Schiri-debakel bei der wm: warum deutschland fehlt!
Die Fußball-Weltmeisterschaft in Nordamerika hat nicht nur sportliche Überraschungen beschert, sondern auch ein tiefgreifendes Problem im Schiedsrichterwesen offengelegt: deutschland, einst Garant für Top-Schiedsrichterleistungen, blieb mit nur einem Nominierten und zahlreichen fragwürdigen Entscheidungen weit hinter den Erwartungen zurück.
Die demission zwayers und das versäumnis der uefa
Lutz Wagner, unser ausgewiesener Schiri-Experte, analysiert im rbb-Interview die Gründe für dieses Missverhältnis. Felix Zwayer, als einziger deutscher Schiedsrichter nominiert, durfte lediglich zwei Gruppenspiele leiten – ein offensichtliches Untermaß, so Wagner. Dabei hatte der Berliner durchaus Potenzial bewiesen. Die Gründe für seine Demission und die Nicht-Nominierung von Daniel Siebert, der erst kürzlich das Champions-League-Finale souverän leitete, bleiben im Dunkeln. „Die FIFA hat eben ihre eigenen Vorstellungen“, so Wagner, und deutet damit auf mögliche politische Einflussfaktoren hin.

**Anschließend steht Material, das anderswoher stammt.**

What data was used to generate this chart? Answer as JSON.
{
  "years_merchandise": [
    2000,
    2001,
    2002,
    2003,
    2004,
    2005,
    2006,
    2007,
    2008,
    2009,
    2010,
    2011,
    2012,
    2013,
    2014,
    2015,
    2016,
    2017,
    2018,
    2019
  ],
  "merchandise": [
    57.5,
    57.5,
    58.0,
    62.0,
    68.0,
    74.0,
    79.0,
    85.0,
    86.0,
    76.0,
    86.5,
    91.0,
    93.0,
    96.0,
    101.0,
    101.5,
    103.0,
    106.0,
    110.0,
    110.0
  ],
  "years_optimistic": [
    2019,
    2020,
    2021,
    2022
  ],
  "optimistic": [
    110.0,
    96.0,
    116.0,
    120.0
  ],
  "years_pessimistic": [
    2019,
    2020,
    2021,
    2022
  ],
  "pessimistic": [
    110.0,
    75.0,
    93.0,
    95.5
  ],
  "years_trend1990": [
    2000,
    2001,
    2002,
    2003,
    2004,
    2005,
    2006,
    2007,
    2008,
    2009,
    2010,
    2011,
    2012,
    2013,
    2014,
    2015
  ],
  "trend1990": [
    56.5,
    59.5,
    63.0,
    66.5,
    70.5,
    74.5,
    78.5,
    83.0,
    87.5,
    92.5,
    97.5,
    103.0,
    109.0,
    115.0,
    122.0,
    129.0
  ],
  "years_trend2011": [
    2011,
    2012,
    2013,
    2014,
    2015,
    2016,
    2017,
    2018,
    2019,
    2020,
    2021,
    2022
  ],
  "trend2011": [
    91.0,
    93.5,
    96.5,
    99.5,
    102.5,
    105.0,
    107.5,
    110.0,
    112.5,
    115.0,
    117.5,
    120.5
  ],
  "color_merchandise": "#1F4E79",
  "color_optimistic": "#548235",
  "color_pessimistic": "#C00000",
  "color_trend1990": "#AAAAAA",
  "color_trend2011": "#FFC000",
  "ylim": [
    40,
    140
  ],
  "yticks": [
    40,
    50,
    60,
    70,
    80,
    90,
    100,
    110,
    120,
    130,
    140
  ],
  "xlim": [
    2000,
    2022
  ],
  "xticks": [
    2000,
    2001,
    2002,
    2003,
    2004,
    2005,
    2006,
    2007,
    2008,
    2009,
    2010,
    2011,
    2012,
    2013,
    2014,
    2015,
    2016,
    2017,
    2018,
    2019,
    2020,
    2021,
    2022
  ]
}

Qualität vor kontingent: das gebot der stunde
Die Diskussion dreht sich um die Frage, ob die Ansetzungen von Schiedsrichtern rein leistungsorientiert erfolgen sollten oder ob auch Kontingent-Aspekte eine Rolle spielen. Wagner ist sich einig: „In den entscheidenden Spielen sollten die besten Schiedsrichter mit der höchsten Qualität pfeifen – diejenigen, die auch im Liga-Alltag auf dem höchsten Niveau bestehen.“ Das bedeutet, dass Schiedsrichter aus den europäischen Top-Ligen, die regelmäßig Champions-League-Spiele leiten, bevorzugt werden sollten, unabhängig von ihrer Nationalität.

Das dilemma der deutschen schiedsrichter
Trotz des Vorhandenseins vieler hochqualifizierter Schiedsrichter in deutschland, hat das Land seit 2010 kein KO-Spiel bei einer Weltmeisterschaft mehr gestellt. Ein Umstand, der Wagner Kopfzerbrechen bereitet. Er weist darauf hin, dass die erfolgreiche WM-Teilnahme der deutschen Nationalmannschaft 2014 die Einsatzmöglichkeiten der deutschen Schiedsrichter einschränkte. Doch das erklärt nicht alles. Der Mangel an internationaler Anerkennung und die fehlende Druckresistenz scheinen eine größere Rolle zu spielen.

Ein lichtblick: bastian dankert als var
Ein kleiner Lichtblick gab es dennoch: Bastian Dankert, der als Video Assistant Referee (VAR) im WM-Finale zum Einsatz kam. Wagner lobt ihn als „den vielleicht besten und erfolgreichsten VAR der Welt“ und betont seine Fähigkeit, sich optimal auf den Hauptschiedsrichter einzustellen. Dankert ist ein Paradebeispiel dafür, wie deutschland auch im VAR-Bereich eine Vorreiterrolle einnehmen kann.
Die Analyse von Lutz Wagner zeigt deutlich: deutschland muss dringend an der internationalen Reputation seiner Schiedsrichter arbeiten. Nur so kann das Land wieder zu den Top-Adressen im Schiedsrichterwesen avancieren und sicherstellen, dass deutsche Unparteiische in Zukunft auch bei den wichtigsten Spielen der Welt im Einsatz sind.